He 11.8-12 ; Rm 4.13.18-21 ; Mt 6.24 ; He 9.14 ; 1 Jn 5.2, 3 ; Lc 6.10-12 Versets à mémoriser

" Ainsi donc, qu'on nous considère comme des serviteurs de Christ et des administrateurs des mystères de Dieu. Du reste, ce qu'on demande des administrateurs, c'est qu'ils soient trouvés fidèles. "
(1 Corinthiens 4.1, 2. SG21)

Les intendants sont reconnus par leur marque distinctive, tout comme des entreprises sont connues par leur logo ou le nom de leur marque. En fait, beaucoup de gens se sont fait connaitre en devenant une marque commerciale.

La marque d'un intendant - ou administrateur - chrétien est de refléter l'amour de Christ à travers la relation qu'il a avec ce dernier. Quand nous vivons et pratiquons les qualités de Christ, nos vies révèlent notre marque de fabrique. Notre marque, c'est sa marque. Notre identité est mêlée à la sienne. (1 Co 6.17).

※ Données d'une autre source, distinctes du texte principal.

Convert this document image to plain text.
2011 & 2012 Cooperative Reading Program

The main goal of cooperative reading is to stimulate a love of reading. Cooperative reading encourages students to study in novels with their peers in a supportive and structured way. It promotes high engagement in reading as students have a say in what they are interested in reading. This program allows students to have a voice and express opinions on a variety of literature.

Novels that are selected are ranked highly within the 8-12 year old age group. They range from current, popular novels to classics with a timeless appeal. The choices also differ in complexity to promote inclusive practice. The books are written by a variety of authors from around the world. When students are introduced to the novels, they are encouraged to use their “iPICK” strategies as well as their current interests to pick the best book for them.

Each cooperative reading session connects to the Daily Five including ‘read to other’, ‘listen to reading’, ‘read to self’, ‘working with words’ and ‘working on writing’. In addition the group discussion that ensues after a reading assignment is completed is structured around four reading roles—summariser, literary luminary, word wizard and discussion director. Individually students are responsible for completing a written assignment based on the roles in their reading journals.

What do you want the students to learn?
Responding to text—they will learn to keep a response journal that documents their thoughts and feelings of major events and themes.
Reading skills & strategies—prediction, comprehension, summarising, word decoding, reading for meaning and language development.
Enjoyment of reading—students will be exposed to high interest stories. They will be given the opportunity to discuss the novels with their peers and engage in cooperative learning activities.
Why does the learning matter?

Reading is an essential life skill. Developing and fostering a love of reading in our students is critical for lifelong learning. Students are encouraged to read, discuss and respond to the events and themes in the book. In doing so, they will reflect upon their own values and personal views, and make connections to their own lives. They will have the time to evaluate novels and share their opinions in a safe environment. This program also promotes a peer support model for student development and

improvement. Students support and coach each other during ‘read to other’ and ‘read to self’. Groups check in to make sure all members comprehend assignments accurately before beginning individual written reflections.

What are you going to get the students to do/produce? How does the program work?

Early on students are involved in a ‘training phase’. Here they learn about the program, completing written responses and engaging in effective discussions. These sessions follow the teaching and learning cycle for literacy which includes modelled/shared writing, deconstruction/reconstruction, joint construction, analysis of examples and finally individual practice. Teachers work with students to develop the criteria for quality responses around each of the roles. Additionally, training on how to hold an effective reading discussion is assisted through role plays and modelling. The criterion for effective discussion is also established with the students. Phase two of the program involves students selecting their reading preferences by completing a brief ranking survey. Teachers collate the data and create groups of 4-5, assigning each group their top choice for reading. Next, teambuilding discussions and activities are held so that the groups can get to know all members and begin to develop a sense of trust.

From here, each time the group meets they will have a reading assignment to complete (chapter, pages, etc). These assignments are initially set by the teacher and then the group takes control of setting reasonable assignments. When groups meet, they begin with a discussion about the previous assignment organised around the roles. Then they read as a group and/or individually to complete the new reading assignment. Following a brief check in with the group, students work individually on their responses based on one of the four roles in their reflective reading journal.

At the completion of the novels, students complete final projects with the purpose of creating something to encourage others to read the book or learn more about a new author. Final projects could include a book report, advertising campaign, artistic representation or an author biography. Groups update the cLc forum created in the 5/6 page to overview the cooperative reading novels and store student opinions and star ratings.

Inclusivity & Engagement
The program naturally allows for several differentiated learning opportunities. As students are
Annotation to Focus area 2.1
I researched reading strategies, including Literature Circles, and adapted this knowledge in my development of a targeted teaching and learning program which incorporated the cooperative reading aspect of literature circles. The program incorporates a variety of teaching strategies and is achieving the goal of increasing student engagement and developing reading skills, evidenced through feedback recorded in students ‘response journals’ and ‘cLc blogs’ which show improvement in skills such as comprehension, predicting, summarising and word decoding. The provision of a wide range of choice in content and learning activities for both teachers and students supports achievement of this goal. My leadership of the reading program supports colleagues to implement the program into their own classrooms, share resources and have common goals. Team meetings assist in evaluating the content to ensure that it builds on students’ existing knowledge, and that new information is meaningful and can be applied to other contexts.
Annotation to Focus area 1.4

Cette semaine, nous examinons les traits de caractère chez les intendants de Dieu qui constituent leur marque de fabrique. Ces traits nous inspirent à attendre le retour de Jésus et à accomplir l'œuvre qui nous a été confiée en tant que fidèles intendants de sa vérité.

Chaque caractéristique décrit une relation en devenir que nous pouvons avoir avec Celui qui est venu chercher et sauver les perdus. Plus ces qualités sont étudiées, et plus elles s'enracineront dais notre vie. Le caractère d'amour de Dieu, dais toute sa dynamique, deviendra notre marque, et aura une influence sur chaque aspect de notre vie, aujourd'hui et éternellement. 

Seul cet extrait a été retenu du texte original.